Viver, para quem leva a vida a
sério, é tarefa árdua. Não falo daquela seriedade sisuda, sem riso ou poesia.
Falo da seriedade de quem sente, de quem se importa, de quem não consegue
atravessar os dias apenas na superfície.
A vida nos joga tudo de uma vez:
notícias que nos ferem, verdades que não pedimos, dores que não são só nossas,
mas que, por empatia ou cansaço, acabam encontrando abrigo em nossos corpos. A
mente tenta dar conta, tenta organizar, interpretar, racionalizar. Mas há horas
em que o excesso nos transborda.
E então, o que não conseguimos
nomear com palavras, o corpo traduz em sintomas. Uma dor no estômago. Um nó na
garganta. Uma insônia que se repete. E se repete. E se repete.
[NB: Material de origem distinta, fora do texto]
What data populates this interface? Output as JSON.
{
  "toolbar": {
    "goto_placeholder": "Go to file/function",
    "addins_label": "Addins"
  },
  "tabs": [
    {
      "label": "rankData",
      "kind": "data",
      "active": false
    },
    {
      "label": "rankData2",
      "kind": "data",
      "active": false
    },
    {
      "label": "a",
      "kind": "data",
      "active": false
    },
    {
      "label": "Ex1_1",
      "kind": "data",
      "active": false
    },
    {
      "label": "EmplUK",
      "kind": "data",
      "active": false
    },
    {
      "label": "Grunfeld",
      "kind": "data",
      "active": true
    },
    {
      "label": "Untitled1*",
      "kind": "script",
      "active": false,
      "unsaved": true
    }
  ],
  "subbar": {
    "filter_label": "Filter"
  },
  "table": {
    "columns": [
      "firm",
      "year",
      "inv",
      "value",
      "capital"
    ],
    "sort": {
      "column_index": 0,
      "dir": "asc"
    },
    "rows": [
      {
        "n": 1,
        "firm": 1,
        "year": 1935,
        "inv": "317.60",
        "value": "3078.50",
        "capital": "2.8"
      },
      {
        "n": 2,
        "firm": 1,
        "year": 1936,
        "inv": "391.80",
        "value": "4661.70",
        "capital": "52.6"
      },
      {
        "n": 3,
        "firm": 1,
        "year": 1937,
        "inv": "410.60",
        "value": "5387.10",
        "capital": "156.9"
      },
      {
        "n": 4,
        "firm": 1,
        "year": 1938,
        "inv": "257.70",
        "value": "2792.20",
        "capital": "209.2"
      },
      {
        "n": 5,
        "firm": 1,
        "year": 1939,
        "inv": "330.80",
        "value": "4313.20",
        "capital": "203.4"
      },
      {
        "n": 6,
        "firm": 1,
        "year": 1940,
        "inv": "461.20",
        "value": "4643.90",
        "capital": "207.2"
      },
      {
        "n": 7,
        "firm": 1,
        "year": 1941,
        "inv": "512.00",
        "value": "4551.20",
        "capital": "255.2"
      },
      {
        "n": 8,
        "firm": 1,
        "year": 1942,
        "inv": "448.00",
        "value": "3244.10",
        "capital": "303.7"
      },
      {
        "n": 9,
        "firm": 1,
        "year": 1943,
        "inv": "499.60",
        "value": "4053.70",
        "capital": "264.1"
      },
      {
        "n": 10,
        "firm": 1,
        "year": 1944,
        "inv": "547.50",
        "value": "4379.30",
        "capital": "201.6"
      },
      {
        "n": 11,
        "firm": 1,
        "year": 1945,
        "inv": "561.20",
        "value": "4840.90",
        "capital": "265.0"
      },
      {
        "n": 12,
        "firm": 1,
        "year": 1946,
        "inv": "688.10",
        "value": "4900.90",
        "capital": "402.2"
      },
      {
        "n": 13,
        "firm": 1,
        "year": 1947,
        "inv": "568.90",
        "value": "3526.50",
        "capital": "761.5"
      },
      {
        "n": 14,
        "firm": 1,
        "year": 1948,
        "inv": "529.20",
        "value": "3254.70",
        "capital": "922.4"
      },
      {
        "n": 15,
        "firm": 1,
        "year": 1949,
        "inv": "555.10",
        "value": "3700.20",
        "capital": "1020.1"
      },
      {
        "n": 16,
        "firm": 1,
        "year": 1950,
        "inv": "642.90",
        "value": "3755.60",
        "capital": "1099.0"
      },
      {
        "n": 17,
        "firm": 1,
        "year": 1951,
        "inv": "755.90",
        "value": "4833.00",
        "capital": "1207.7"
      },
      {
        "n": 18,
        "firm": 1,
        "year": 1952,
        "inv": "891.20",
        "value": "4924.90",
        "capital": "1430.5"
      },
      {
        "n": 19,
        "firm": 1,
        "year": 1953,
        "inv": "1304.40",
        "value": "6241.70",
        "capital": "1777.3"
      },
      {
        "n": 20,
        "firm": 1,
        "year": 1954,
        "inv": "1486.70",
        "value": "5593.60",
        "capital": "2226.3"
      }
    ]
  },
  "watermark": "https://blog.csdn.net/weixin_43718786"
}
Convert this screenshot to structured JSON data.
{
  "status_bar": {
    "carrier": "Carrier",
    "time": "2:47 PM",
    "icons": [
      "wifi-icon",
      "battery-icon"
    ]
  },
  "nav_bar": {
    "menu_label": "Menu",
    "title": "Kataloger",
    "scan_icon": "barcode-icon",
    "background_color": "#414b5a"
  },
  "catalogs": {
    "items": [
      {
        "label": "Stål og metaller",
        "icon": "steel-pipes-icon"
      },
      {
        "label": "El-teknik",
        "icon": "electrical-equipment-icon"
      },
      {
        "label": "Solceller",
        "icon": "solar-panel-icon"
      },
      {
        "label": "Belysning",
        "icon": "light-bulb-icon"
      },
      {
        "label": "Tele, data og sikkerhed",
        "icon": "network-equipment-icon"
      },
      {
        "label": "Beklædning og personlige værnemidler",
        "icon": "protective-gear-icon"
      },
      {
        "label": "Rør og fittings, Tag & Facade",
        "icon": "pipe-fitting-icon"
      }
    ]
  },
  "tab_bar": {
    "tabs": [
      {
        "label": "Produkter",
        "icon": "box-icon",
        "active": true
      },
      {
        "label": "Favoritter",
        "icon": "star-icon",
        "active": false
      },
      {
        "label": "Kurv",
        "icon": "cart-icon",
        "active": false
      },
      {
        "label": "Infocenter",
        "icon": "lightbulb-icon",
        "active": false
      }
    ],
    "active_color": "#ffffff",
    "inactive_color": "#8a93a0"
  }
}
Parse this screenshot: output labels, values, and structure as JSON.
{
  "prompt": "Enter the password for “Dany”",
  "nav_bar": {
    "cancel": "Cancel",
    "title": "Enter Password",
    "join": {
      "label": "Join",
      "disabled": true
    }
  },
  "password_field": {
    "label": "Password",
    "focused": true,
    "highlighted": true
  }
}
É quando percebemos que o caos
que vem de fora já se misturou com aquele que é só nosso. Com nossas verdades,
nossos traumas, nossas faltas, nossos lutos, nossos medos antigos. De repente,
já não sabemos mais o que é externo e o que é interno. Só sentimos.
E não há manual para isso. Nem
filtro de rede social, nem curso de meditação, nem frase motivacional nem mesmo
terapia ou medicação. Às vezes, tudo o que podemos fazer é respirar. Respirar
fundo. Escrever. Chorar. Ficar em silêncio. Reconhecer que viver, de verdade,
dá trabalho.
Mas há beleza nesse caos também.
Porque é nele que nos reconhecemos humanos. Imperfeitos, sensíveis, fraternos, inquietos.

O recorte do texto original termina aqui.